Saudi-Arabien mobilisierte rasch 80 Tonnen flüssigen Sauerstoffs. Sowohl die Vereinigten Arabischen Emirate als auch Singapur arbeiten an der Bereitstellung sauerstofftransportierender Großtanker. Russland schickt diese Woche Flugzeuge mit Hilfsgütern, darunter Sauerstoffgeneratoren und -konzentratoren, sowie Therapeutika. Am Samstag sagte Pakistan Beatmungsgeräte, Schutzanzüge und digitale Röntgengeräte zu. Großbritannien schickte am Sonntag Sauerstoffkonzentratoren und Beatmungsgeräte. Ebenfalls am Sonntag versprachen Frankreich und Deutschland, in den kommenden Tagen Sauerstoff zu senden. Am Montag schloss sich Australien an. Die EU-Exekutive ließ verlautbaren, daß sie sich „bereits mit EU-Ländern abstimmt, die bereit sind, schnell dringend benötigten Sauerstoff und Medikamente bereitzustellen“ – wobei nicht klar ist, was die EU-Exekutive unter „schnell“ versteht.

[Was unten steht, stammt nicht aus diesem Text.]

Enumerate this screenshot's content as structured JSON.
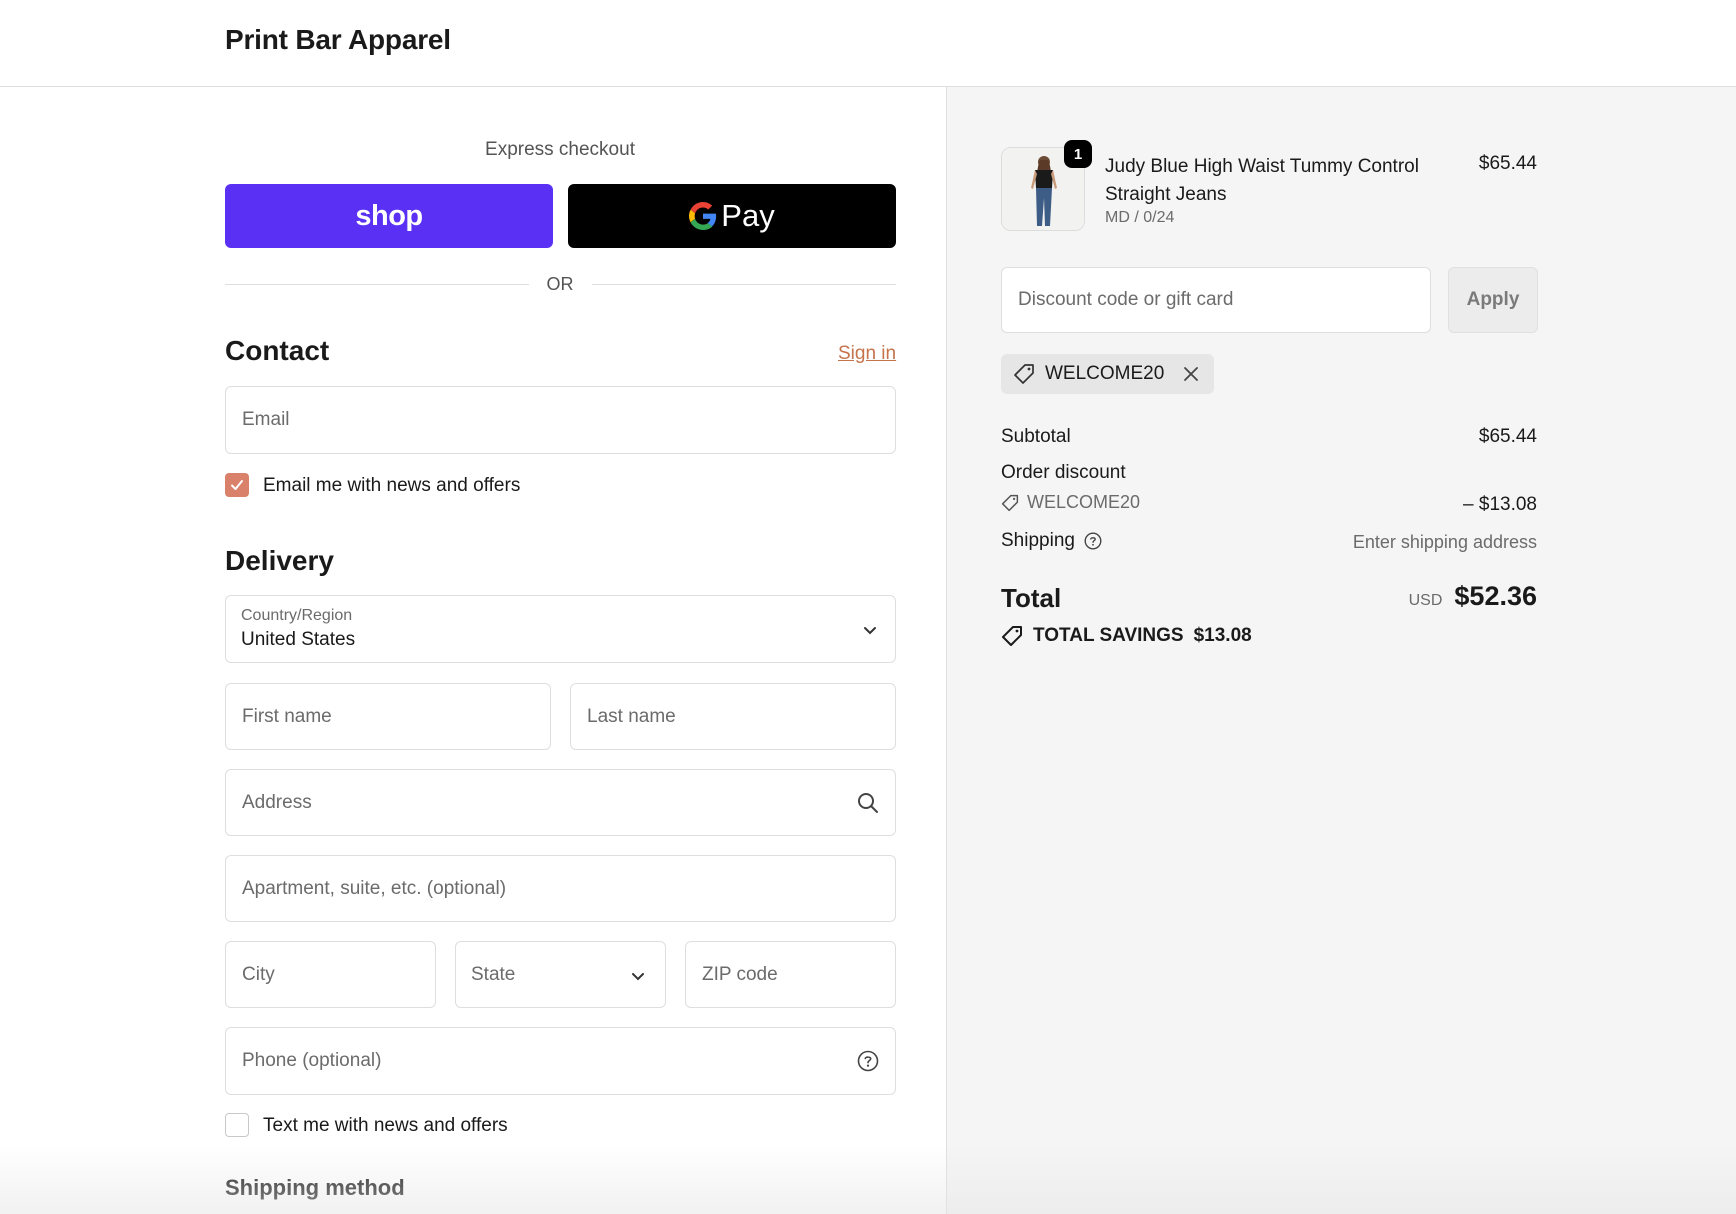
{
  "header": {
    "store_name": "Print Bar Apparel"
  },
  "express": {
    "title": "Express checkout",
    "shop_label": "shop",
    "gpay_label": "Pay",
    "or_label": "OR"
  },
  "contact": {
    "heading": "Contact",
    "sign_in": "Sign in",
    "email_placeholder": "Email",
    "email_value": "",
    "news_checkbox_label": "Email me with news and offers",
    "news_checked": true
  },
  "delivery": {
    "heading": "Delivery",
    "country_label": "Country/Region",
    "country_value": "United States",
    "first_name_placeholder": "First name",
    "last_name_placeholder": "Last name",
    "address_placeholder": "Address",
    "apartment_placeholder": "Apartment, suite, etc. (optional)",
    "city_placeholder": "City",
    "state_value": "State",
    "zip_placeholder": "ZIP code",
    "phone_placeholder": "Phone (optional)",
    "sms_checkbox_label": "Text me with news and offers",
    "sms_checked": false
  },
  "shipping_method": {
    "heading": "Shipping method"
  },
  "summary": {
    "item": {
      "quantity": "1",
      "title_line1": "Judy Blue High Waist Tummy Control",
      "title_line2": "Straight Jeans",
      "variant": "MD / 0/24",
      "price": "$65.44"
    },
    "discount_placeholder": "Discount code or gift card",
    "apply_label": "Apply",
    "applied_code": "WELCOME20",
    "subtotal_label": "Subtotal",
    "subtotal_value": "$65.44",
    "order_discount_label": "Order discount",
    "order_discount_code": "WELCOME20",
    "order_discount_value": "– $13.08",
    "shipping_label": "Shipping",
    "shipping_value": "Enter shipping address",
    "total_label": "Total",
    "currency": "USD",
    "total_value": "$52.36",
    "savings_label": "TOTAL SAVINGS",
    "savings_value": "$13.08"
  },
  "colors": {
    "shop_button": "#5a31f4",
    "gpay_button": "#000000",
    "accent_link": "#c6734b",
    "checkbox_checked": "#d9816b",
    "summary_bg": "#f5f5f5"
  },
  "icons": [
    "tag-icon",
    "close-icon",
    "help-circle-icon",
    "chevron-down-icon",
    "search-icon",
    "check-icon",
    "google-g-icon"
  ]
}
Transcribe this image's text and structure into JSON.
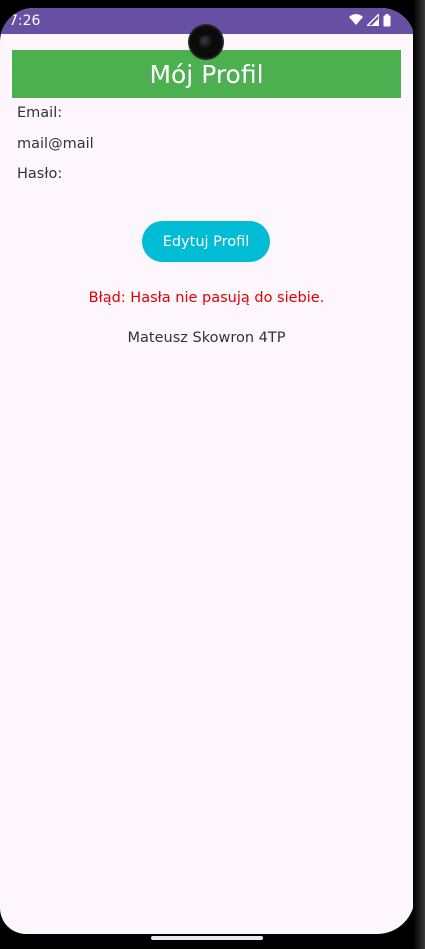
{
  "status_bar": {
    "time": "7:26",
    "icons": [
      "wifi-icon",
      "signal-icon",
      "battery-icon"
    ]
  },
  "app_bar": {
    "title": "Mój Profil",
    "color": "#4caf50"
  },
  "profile": {
    "email_label": "Email:",
    "email_value": "mail@mail",
    "password_label": "Hasło:"
  },
  "edit_button": {
    "label": "Edytuj Profil",
    "color": "#00bcd4"
  },
  "error_message": "Błąd: Hasła nie pasują do siebie.",
  "author": "Mateusz Skowron 4TP",
  "colors": {
    "status_bar": "#6750a4",
    "background": "#fdf7fd",
    "error": "#e00000"
  }
}
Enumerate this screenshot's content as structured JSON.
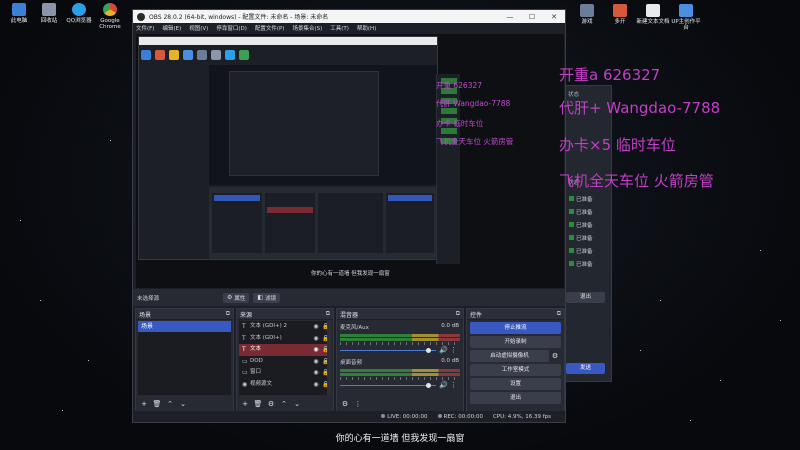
{
  "desktop_icons_left": [
    {
      "label": "此电脑",
      "icon": "computer-icon",
      "color": "#3b7fd6"
    },
    {
      "label": "回收站",
      "icon": "recycle-bin-icon",
      "color": "#8b97a8"
    },
    {
      "label": "QQ浏览器",
      "icon": "browser-icon",
      "color": "#2aa0e8"
    },
    {
      "label": "Google Chrome",
      "icon": "chrome-icon",
      "color": "#e6b32a"
    }
  ],
  "desktop_icons_right": [
    {
      "label": "游戏",
      "icon": "game-icon",
      "color": "#6c7c9b"
    },
    {
      "label": "多开",
      "icon": "multi-icon",
      "color": "#d65a3a"
    },
    {
      "label": "新建文本文档",
      "icon": "text-doc-icon",
      "color": "#e8eaee"
    },
    {
      "label": "UP主创作平台",
      "icon": "up-platform-icon",
      "color": "#4a8fe0"
    }
  ],
  "window": {
    "title": "OBS 28.0.2 (64-bit, windows) - 配置文件: 未命名 - 场景: 未命名",
    "minimize": "—",
    "maximize": "☐",
    "close": "✕",
    "menu": [
      "文件(F)",
      "编辑(E)",
      "视图(V)",
      "停靠窗口(D)",
      "配置文件(P)",
      "场景集合(S)",
      "工具(T)",
      "帮助(H)"
    ]
  },
  "preview": {
    "caption": "你的心有一道墙 但我发现一扇窗",
    "ghost_lines": [
      "开重 626327",
      "代肝 Wangdao-7788",
      "办卡 临时车位",
      "飞机全天车位 火箭房管"
    ]
  },
  "source_toolbar": {
    "no_source": "未选择源",
    "properties": "属性",
    "filters": "滤镜"
  },
  "scenes": {
    "title": "场景",
    "items": [
      {
        "label": "场景",
        "active": true
      }
    ]
  },
  "sources": {
    "title": "来源",
    "items": [
      {
        "label": "文本 (GDI+) 2",
        "active": false,
        "icon": "text-icon"
      },
      {
        "label": "文本 (GDI+)",
        "active": false,
        "icon": "text-icon"
      },
      {
        "label": "文本",
        "active": true,
        "icon": "text-icon"
      },
      {
        "label": "DOD",
        "active": false,
        "icon": "window-capture-icon"
      },
      {
        "label": "窗口",
        "active": false,
        "icon": "window-capture-icon"
      },
      {
        "label": "视频源文",
        "active": false,
        "icon": "video-capture-icon"
      }
    ]
  },
  "mixer": {
    "title": "混音器",
    "channels": [
      {
        "name": "麦克风/Aux",
        "db": "0.0 dB"
      },
      {
        "name": "桌面音频",
        "db": "0.0 dB"
      }
    ]
  },
  "controls": {
    "title": "控件",
    "buttons": [
      {
        "label": "停止推流",
        "primary": true
      },
      {
        "label": "开始录制",
        "primary": false
      },
      {
        "label": "启动虚拟摄像机",
        "primary": false,
        "gear": true
      },
      {
        "label": "工作室模式",
        "primary": false
      },
      {
        "label": "设置",
        "primary": false
      },
      {
        "label": "退出",
        "primary": false
      }
    ]
  },
  "status": {
    "live": "LIVE: 00:00:00",
    "rec": "REC: 00:00:00",
    "cpu": "CPU: 4.9%, 16.39 fps"
  },
  "right_panel": {
    "label_top": "状态",
    "label_mid": "状态",
    "items": [
      "已准备",
      "已准备",
      "已准备",
      "已准备",
      "已准备",
      "已准备"
    ],
    "exit": "退出",
    "send": "发送"
  },
  "overlay": [
    {
      "text": "开重a 626327"
    },
    {
      "text": "代肝+ Wangdao-7788"
    },
    {
      "text": "办卡×5 临时车位"
    },
    {
      "text": "飞机全天车位 火箭房管"
    }
  ],
  "subtitle": "你的心有一道墙 但我发现一扇窗"
}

Am Sonntagnachmittag twitterte Präsident Biden dann, daß „wir entschlossen sind, Indien zu helfen…“, parallel zur Ankündigung des Direktors für Nationale Sicherheit, Jake Sullivan, daß die seit langem geforderte Aufhebung des Verbots von Rohstoffexporten (wie z.B. spezielle Filter, Zellkulturmedien und Bioreaktor-Beutel) aufgehoben werde und Schutzanzüge geschickt würden. Allerdings wurde kein Wort über die zig Millionen Dosen des AstraZeneca-Impfstoffs verloren – die unbenutzt in den USA gehortet werden und nicht einmal für den Gebrauch in den Vereinigten Staaten zugelassen sind.